In its recent report “Not Again: Why the United States Can’t Afford to Lose its Biopharma Industry,” the Information Technology & Innovation Foundation (ITIF) highlights the important role of balanced competition policies in establishing and maintaining U.S. leadership in biopharmaceutical innovation.
The report’s authors note that a previous focus on balanced and bipartisan legislation has paved the way for accelerated medical and scientific progress, while delicately balancing innovation with patient access. Within the highly competitive ecosystem created by these policies, mergers and acquisitions (M&A) serve as a critical pathway for life sciences companies of all sizes to be able to secure the resources, investment and expertise necessary to advance new innovations. Unfortunately, recent shifts in the tenor of U.S. competition policy risk upending this dynamic ecosystem and could jeopardize U.S. leadership in bringing innovative new treatments to patients.
Highlights from the report are included below:
- The U.S. life sciences ecosystem leads the way in the approval of new treatments and cures.
- 74% of the new molecular entities (NMEs) approved worldwide from 2015 to 2021 were first approved in the U.S.
- U.S. biopharma companies are responsible for more than 40% of the early-stage products in the pipeline globally.
- The constant stream of new innovations advanced by the U.S. life sciences industry drives economic growth at home and abroad.
- The U.S. biopharmaceutical industry directly employs more than 1.2 million people across the country, at wages significantly higher than the national average.
- Global value-added output from the U.S. pharmaceutical industry rose to $182 billion annually in 2019, nearly doubling since 2002.
- M&A is crucial to help companies of all sizes weather the significant time and cost pressures they face, and ultimately, bring these innovative new medicines to patients.
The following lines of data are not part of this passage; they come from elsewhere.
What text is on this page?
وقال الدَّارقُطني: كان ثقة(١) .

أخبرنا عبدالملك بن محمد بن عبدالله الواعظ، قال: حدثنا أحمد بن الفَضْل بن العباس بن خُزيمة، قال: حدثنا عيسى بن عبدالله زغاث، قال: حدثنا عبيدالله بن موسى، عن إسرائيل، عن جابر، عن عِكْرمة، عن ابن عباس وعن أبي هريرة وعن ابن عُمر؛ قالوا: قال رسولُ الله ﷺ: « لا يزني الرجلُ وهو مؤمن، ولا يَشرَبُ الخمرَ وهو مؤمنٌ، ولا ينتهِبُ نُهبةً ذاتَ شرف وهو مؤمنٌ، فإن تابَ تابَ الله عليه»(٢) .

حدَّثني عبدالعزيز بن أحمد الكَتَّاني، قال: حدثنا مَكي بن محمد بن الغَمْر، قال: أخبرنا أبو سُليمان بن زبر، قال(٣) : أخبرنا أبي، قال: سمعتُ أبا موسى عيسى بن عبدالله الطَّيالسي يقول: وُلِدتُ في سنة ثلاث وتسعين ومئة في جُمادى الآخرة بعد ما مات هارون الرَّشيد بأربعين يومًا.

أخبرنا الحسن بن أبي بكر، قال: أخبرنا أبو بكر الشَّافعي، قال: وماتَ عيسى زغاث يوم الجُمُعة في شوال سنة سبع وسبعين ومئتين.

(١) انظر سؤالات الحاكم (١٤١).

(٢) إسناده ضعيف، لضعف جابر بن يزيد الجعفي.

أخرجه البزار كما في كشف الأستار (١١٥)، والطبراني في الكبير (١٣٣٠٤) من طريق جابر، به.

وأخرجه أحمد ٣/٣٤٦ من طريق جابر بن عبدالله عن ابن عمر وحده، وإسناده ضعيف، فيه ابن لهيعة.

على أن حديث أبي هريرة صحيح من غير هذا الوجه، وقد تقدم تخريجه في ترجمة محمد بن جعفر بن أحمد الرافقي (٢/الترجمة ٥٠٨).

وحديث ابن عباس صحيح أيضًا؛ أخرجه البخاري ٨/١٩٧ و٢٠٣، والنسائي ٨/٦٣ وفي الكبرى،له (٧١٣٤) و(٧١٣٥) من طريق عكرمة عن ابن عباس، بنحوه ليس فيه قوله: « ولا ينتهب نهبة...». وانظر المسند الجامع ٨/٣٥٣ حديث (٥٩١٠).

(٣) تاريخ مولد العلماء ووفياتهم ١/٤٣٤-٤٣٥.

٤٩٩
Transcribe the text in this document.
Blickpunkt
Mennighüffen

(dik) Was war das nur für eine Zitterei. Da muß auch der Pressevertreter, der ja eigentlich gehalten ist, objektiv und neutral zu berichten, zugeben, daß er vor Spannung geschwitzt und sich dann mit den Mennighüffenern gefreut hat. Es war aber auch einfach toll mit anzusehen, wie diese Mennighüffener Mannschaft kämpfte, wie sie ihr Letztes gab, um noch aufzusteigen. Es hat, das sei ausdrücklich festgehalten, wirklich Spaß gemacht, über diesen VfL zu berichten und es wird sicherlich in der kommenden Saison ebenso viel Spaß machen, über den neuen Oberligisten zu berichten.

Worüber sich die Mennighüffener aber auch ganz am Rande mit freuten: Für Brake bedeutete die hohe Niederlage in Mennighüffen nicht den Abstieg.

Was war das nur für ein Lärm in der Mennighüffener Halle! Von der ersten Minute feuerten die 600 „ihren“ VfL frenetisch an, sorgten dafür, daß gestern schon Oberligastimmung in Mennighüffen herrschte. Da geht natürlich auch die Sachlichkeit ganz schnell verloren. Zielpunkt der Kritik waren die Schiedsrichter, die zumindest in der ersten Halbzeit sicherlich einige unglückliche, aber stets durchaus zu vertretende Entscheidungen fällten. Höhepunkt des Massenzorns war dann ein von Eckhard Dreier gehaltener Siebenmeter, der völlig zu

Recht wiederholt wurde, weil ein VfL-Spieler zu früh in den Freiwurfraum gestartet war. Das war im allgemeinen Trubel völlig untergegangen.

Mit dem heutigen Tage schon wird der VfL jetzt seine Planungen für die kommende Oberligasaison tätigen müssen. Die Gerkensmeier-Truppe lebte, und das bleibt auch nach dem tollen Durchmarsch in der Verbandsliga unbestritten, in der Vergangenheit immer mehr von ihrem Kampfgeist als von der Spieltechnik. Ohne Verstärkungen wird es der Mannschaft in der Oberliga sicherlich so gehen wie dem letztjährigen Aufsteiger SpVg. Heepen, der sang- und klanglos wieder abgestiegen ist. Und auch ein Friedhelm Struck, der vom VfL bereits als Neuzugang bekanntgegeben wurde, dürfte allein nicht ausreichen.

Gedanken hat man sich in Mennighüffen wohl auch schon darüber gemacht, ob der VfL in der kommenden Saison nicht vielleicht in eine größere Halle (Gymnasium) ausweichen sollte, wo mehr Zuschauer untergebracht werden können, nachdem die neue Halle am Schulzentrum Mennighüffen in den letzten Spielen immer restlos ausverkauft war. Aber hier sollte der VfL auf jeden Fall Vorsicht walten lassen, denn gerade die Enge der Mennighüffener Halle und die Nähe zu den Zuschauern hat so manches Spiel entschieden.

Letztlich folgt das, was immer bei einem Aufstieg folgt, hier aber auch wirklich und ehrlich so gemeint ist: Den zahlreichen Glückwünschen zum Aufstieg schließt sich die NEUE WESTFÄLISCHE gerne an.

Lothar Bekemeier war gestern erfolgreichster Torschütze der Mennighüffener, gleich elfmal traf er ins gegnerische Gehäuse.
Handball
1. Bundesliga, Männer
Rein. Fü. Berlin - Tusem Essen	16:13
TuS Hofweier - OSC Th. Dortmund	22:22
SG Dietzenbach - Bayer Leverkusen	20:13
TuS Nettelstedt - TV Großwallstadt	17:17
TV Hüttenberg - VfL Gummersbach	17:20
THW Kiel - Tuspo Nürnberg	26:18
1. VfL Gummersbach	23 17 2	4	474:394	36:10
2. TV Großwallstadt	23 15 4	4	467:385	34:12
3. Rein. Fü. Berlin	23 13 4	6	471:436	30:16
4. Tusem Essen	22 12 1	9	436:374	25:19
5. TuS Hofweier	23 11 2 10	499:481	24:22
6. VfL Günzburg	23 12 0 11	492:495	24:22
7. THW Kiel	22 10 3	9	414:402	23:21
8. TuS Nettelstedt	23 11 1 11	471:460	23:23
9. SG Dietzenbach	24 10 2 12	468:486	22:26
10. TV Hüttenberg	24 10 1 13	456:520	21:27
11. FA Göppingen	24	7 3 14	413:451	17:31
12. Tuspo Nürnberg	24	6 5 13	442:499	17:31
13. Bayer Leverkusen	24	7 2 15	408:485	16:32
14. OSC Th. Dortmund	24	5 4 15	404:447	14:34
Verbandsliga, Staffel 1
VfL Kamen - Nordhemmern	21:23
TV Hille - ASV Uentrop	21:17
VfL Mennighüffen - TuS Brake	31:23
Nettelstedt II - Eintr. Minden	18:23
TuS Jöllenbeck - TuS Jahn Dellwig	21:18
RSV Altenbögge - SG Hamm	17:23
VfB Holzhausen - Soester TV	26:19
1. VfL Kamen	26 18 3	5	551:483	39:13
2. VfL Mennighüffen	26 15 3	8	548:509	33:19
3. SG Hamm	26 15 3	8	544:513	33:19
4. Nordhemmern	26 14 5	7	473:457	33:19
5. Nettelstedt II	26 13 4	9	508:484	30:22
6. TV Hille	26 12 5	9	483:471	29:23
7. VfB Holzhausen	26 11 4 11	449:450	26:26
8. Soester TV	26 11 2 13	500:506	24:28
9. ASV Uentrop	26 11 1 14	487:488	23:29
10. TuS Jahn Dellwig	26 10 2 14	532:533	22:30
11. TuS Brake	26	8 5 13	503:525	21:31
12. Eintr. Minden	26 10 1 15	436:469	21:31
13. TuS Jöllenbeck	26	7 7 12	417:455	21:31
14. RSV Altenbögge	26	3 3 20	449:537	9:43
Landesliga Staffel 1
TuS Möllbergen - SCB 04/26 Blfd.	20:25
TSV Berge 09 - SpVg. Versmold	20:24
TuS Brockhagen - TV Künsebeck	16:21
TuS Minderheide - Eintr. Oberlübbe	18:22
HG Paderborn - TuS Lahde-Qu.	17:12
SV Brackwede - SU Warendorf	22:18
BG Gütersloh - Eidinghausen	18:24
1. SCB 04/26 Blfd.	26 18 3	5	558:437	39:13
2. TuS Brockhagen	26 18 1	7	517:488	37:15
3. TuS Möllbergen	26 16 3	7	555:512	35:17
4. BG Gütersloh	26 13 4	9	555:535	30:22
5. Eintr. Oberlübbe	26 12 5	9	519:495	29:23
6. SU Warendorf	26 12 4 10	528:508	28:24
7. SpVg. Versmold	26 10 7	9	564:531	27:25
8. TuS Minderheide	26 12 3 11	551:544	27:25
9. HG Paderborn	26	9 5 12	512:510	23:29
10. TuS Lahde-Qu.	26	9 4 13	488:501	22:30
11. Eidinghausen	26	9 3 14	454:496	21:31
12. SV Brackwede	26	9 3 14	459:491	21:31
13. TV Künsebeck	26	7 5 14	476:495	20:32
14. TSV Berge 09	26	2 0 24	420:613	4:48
- “In the pharmaceutical industry, which is capital and technology-intensive, organizing production under a market structure involving many small producers transacting with each other may not be economically rational. This is because the necessary R&D efforts, investments, and technology required to develop new drugs are highly specific and would lead to excessively high transaction costs.” (link)
- “A more concentrated market structure, in this case, is not only more efficient than the alternative, but also enables the development of new drugs that may otherwise never be produced due to prohibitive transaction costs.” (link)
- Departing from our long legacy of supportive competition policies could undermine U.S. leadership in biopharmaceutical innovation, jeopardizing the next generation of treatments and cures for patients.
- “…policies recently made or proposed by the Biden administration put America’s successful life-science innovation environment at serious risk, and may put the United States on the same path it’s suffered on in many other advanced industries: unnecessarily losing leadership in an industry vital to U.S. economic competitiveness.” (link)
- “To maintain competitiveness in the still strong biopharma sector, policymakers need to stop taking for granted U.S. capabilities and jobs in the industry and instead create a supportive policy environment that stimulates private-sector domestic biopharmaceutical innovation and production.” (link)
ITIF’s report comes as a new approach to M&A enforcement by the Federal Trade Commission and Department of Justice risks disrupting the United States’ world-class life sciences ecosystem. Taken together, the Agencies’ recently finalized merger guidelines and proposed premerger notification rule under the Hart-Scott-Rodino Antitrust Improvements Act represent a seismic shift towards more aggressive scrutiny of M&A and could deter deals intended to advance new treatments to patients. As a result, it is vital that the Agencies bear the findings of this report in mind and return to a balanced and bipartisan approach to M&A review and enforcement in the life sciences.